Before you've even begun to figure out what's going on in the first section of Amer, we're on to part two, in which an adolescent Ana trails behind her mother as the two set out on some sort of summer road trip. Ana, by this point, has a Lolita pout (the actress who plays her is Charlotte Eugéne-Guibbaud) and a habit of chewing a thin strand of her hair -- the gesture is perhaps partly an expression of boredom, partly a kind of seductive affectation. Either way, the scrawny preteen lad she encounters when she and her mother reach their destination is captivated; she spurns him, of course. This section of Amer is less about horror-film conventions than it is about mother-daughter psychosexual rivalry -- which, you could argue, is its own kind of horror.
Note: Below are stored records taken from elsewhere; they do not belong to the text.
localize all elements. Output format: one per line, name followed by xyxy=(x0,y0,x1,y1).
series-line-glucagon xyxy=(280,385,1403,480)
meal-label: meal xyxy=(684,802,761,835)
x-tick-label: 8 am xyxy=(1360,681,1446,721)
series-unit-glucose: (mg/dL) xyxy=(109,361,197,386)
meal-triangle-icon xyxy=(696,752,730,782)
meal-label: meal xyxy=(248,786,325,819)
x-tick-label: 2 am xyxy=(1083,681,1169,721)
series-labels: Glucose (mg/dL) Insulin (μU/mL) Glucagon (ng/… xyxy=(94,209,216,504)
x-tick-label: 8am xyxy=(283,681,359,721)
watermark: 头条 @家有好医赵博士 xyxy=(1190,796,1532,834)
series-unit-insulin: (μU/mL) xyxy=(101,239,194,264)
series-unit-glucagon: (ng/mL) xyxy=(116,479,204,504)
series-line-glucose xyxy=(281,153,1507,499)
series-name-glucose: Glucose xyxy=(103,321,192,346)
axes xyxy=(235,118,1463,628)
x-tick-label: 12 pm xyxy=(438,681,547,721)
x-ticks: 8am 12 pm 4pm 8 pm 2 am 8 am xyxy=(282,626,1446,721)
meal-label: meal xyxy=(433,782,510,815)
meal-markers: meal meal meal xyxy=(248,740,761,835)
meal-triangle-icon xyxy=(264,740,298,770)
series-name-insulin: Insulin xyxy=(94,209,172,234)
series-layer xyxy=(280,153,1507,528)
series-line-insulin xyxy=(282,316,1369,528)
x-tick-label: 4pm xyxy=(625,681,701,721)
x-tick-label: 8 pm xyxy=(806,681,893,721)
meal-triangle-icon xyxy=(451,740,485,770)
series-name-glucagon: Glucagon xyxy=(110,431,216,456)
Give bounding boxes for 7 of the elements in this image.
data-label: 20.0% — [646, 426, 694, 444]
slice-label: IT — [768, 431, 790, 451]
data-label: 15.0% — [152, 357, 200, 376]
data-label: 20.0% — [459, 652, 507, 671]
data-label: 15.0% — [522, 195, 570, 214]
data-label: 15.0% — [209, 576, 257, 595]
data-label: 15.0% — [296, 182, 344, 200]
Cinematographer Manuel Dacosse gives the movie's middle section a dreamy, golden, half-awake quality, which leads beautifully into the last third, where Amer shifts into something of a hyperalert dream state. Ana, now grown up (and played by Maria Bos), has returned to the mysterious mansion-like house of her childhood. (In real life, this magnificent, semi-creepy house is located in the South of France, although Forzani has said in interviews that he fears it will soon be torn down, since it's been vacant for decades.) It appears that someone is following her -- might it be the handsome cab driver who brought her there from the train station? Or maybe no one is following her -- who knows? Ana is now a full-fledged temptress: At one point she lounges in an empty bathtub adorned with lit candles; trickles of water eventually appear in the tub, though it's not clear where -- or who -- they're coming from.

Very little is ever spelled out in Amer, but its opacity is part of its seductive mystery. Sometimes the movie is barely horrific at all -- it bears a resemblance to some of Catherine Breillat's coming-of-age films, or to another France-Belgium (and also UK and Japanese) production, Lucile Hadzihalilovic's 2004 Innocence, set in a half-idyllic, half-sinister boarding school for girls, a story that becomes a not-so-metaphorical metaphor for the end of childhood.

The crowning glory of Amer is a gruesome, elegantly cut sequence in which a switchblade is used (by whom? Who knows?) to desecrate the perfect skin of a victim's throat; it also perches, just millimeters away, from a wide-open eye. The sequence is too stylish to be funny -- it's not the sort of thing that first scares you, and then makes you laugh at yourself for being scared. Haughty, cold and beautiful, it's more like an odd but masterfully designed piece of jewelry than a film sequence: I watched through two fingers, but I couldn't look away. I still can't really explain Amer to you -- its images keep slipping through the noose of mere words -- and it's really more a visual study than an out-and-out horror film, anyway. But if its approach is at times overly clinical, in the end, it goes for the jugular with a velvet touch. Its chilly embrace is harder to escape than you might think.